Archetipi senza tempo della fiaba

Con il film Il racconto dei racconti il regista Matteo Garrone ha sperimentato la sua vena visionaria, oltre i confini della denuncia sociale di Gomorra e Reality, nell’universo magico e simbolico del genere fantasy. Per la nuova avventura sono stati sceneggiati tre dei cinquanta racconti che compongono il capolavoro del poeta e letterato di corte napoletano Giambattista Basile(1575-1632), Lo cunto de li cunti overo lo trattenemiento de peccerille, pietra miliare del genere della fiaba, di cui conserva gli archetipi, trasmessi dal popolo e dagli artisti di strada nella tradizione orale.

Il legame fra i tre episodi del film si esprime in una consonanza di ambientazioni, figure e forme che rimandano al fantastico fiabesco. In esse il nostro tempo si rispecchia, riconoscendosi nelle inquietudini del barocco, nella sua visione del mondo come teatro e nello smarrimento del senso del limite. Se Basile tratta con leggerezza anche vicende repellenti e agghiaccianti, nel film dominano il tragico e il grottesco, lo scandaglio nell’inconscio dei personaggi, che rivela paure, ossessioni, desideri.

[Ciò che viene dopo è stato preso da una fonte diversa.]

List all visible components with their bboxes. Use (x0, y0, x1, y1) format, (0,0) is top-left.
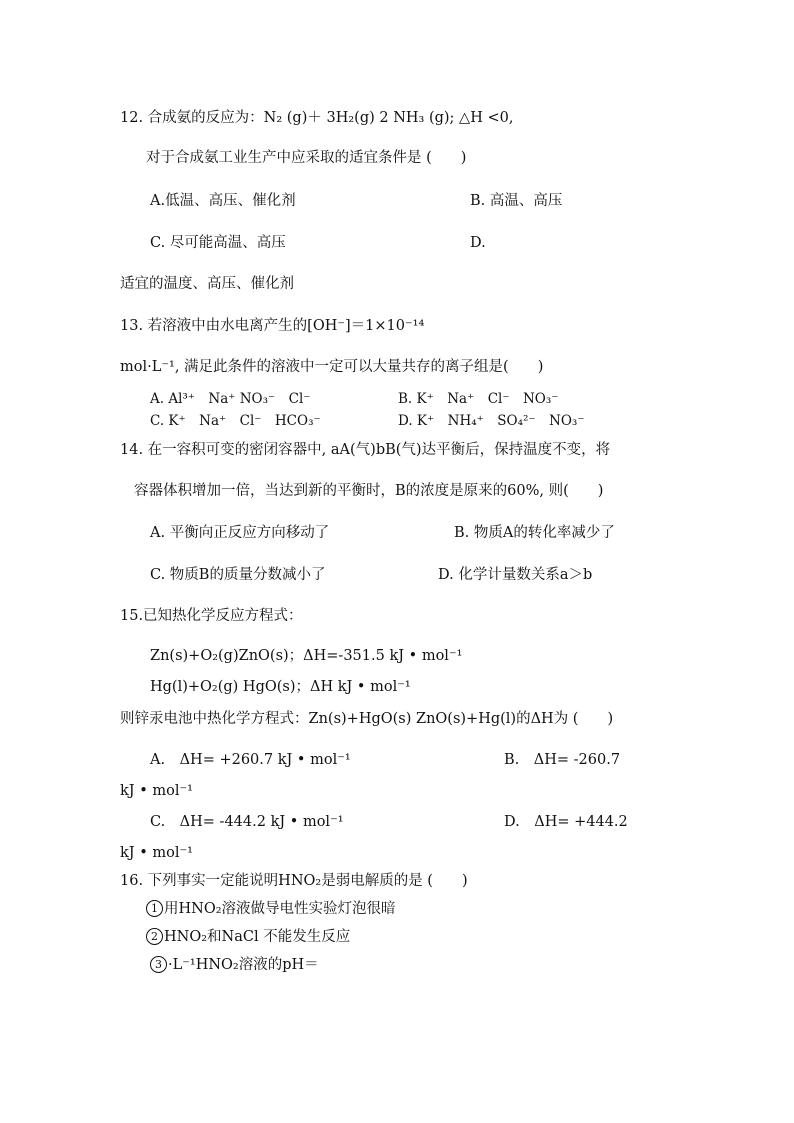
q15-equation-2: Hg(l)+O₂(g) HgO(s)；ΔH kJ • mol⁻¹ (150, 679, 411, 695)
q15-stem: 15.已知热化学反应方程式： (120, 608, 303, 624)
q13-continuation: mol·L⁻¹, 满足此条件的溶液中一定可以大量共存的离子组是( ) (120, 359, 544, 375)
q14-stem: 14. 在一容积可变的密闭容器中, aA(气)bB(气)达平衡后，保持温度不变，将 (120, 442, 611, 458)
circled-number-2: 2 (146, 928, 163, 945)
q12-option-d: D. (470, 235, 486, 251)
q15-option-a: A. ΔH= +260.7 kJ • mol⁻¹ (150, 752, 351, 768)
q15-option-b-unit: kJ • mol⁻¹ (120, 783, 193, 799)
circled-number-3: 3 (150, 956, 167, 973)
q15-equation-1: Zn(s)+O₂(g)ZnO(s)；ΔH=-351.5 kJ • mol⁻¹ (150, 648, 463, 664)
q15-option-c: C. ΔH= -444.2 kJ • mol⁻¹ (150, 814, 344, 830)
q16-item-3 (150, 955, 319, 975)
q13-option-c: C. K⁺ Na⁺ Cl⁻ HCO₃⁻ (150, 413, 321, 429)
q12-stem: 12. 合成氨的反应为：N₂ (g)＋ 3H₂(g) 2 NH₃ (g); △H <0, (120, 110, 514, 126)
q12-option-d-text: 适宜的温度、高压、催化剂 (120, 276, 294, 292)
q12-option-b: B. 高温、高压 (470, 193, 563, 209)
q15-option-d-unit: kJ • mol⁻¹ (120, 845, 193, 861)
q14-option-b: B. 物质A的转化率减少了 (454, 525, 615, 541)
q16-item-3-text: ·L⁻¹HNO₂溶液的pH＝ (168, 957, 319, 973)
q12-option-a: A.低温、高压、催化剂 (150, 193, 296, 209)
circled-number-1: 1 (146, 900, 163, 917)
q13-stem: 13. 若溶液中由水电离产生的[OH⁻]＝1×10⁻¹⁴ (120, 318, 425, 334)
q13-option-d: D. K⁺ NH₄⁺ SO₄²⁻ NO₃⁻ (398, 413, 585, 429)
q16-item-2 (146, 927, 350, 947)
q13-option-b: B. K⁺ Na⁺ Cl⁻ NO₃⁻ (398, 391, 559, 407)
q16-item-2-text: HNO₂和NaCl 不能发生反应 (164, 929, 351, 945)
q16-item-1-text: 用HNO₂溶液做导电性实验灯泡很暗 (164, 901, 396, 917)
q14-option-c: C. 物质B的质量分数减小了 (150, 567, 326, 583)
q14-continuation: 容器体积增加一倍，当达到新的平衡时，B的浓度是原来的60%, 则( ) (134, 483, 604, 499)
q15-option-d: D. ΔH= +444.2 (504, 814, 628, 830)
q14-option-d: D. 化学计量数关系a＞b (438, 567, 593, 583)
q15-continuation: 则锌汞电池中热化学方程式：Zn(s)+HgO(s) ZnO(s)+Hg(l)的ΔH为 ( ) (120, 711, 614, 727)
q16-item-1 (146, 899, 396, 919)
q15-option-b: B. ΔH= -260.7 (504, 752, 621, 768)
q13-option-a: A. Al³⁺ Na⁺ NO₃⁻ Cl⁻ (150, 391, 311, 407)
q12-option-c: C. 尽可能高温、高压 (150, 235, 286, 251)
q16-stem: 16. 下列事实一定能说明HNO₂是弱电解质的是 ( ) (120, 873, 468, 889)
q14-option-a: A. 平衡向正反应方向移动了 (150, 525, 330, 541)
q12-continuation: 对于合成氨工业生产中应采取的适宜条件是 ( ) (146, 150, 467, 166)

Nell’incipit del film un re si sottopone all’impresa dell’uccisione di un drago per estrarne il cuore, offrendo alla regina con il sacrificio della vita la possibilità di una maternità attesa e vissuta negli anni come potere e possesso. La scoperta dell’amicizia fraterna fra il principe e il figlio dell’ancella, per patto di magia identico al suo, scatenerà in lei verso il ragazzo sospetto e odio. Intensamente allusiva è la scena della corsa ansiosa della regina nel labirinto, che in realtà si è costruita dentro. Il tema dell’amore possessivo è ripreso nell’episodio, ispirato al romanzesco bretone, delle peripezie della principessina Viola, procuratele dalla mente tortuosa e maniacale e dall’egoismo del padre, re inerte, assorto in esperimenti biologici mostruosi.

Non poteva mancare nel film, considerata la sua attualità, il mito di un’eterna giovinezza e bellezza. Ad esserne vittime sono due anziane sorelle, che vivono poveramente. La causa è un bizzarro equivoco, alimentato in loro dal sogno di ricchezze e onori regali. La slealtà dell’una e l’invidia dell’altra distruggeranno la solidarietà di una vita insieme.

Una sceneggiatura abbastanza autonoma rispetto all’originale e una convincente interpretazione costituiscono le basi del film, ma la sua singolarità è rappresentata dal rilievo plastico e coloristico delle immagini. L’uso degli effetti speciali dà risalto a presenze ripugnanti e violente, a paesaggi paurosi ed ostili; l’ozioso mondo cortese è ritratto nel fasto dei costumi e degli ornamenti, mentre i codici del naturalismo e del realismo sono riservati alla rappresentazione degli artisti di strada che intrattengono umili e potenti e a quella di un’arcaica società contadina. Varie sono le citazioni filmiche (Pasolini, Fellini, Comencini) e, fra i pittori, si guarda a Velazquez ed a Goya.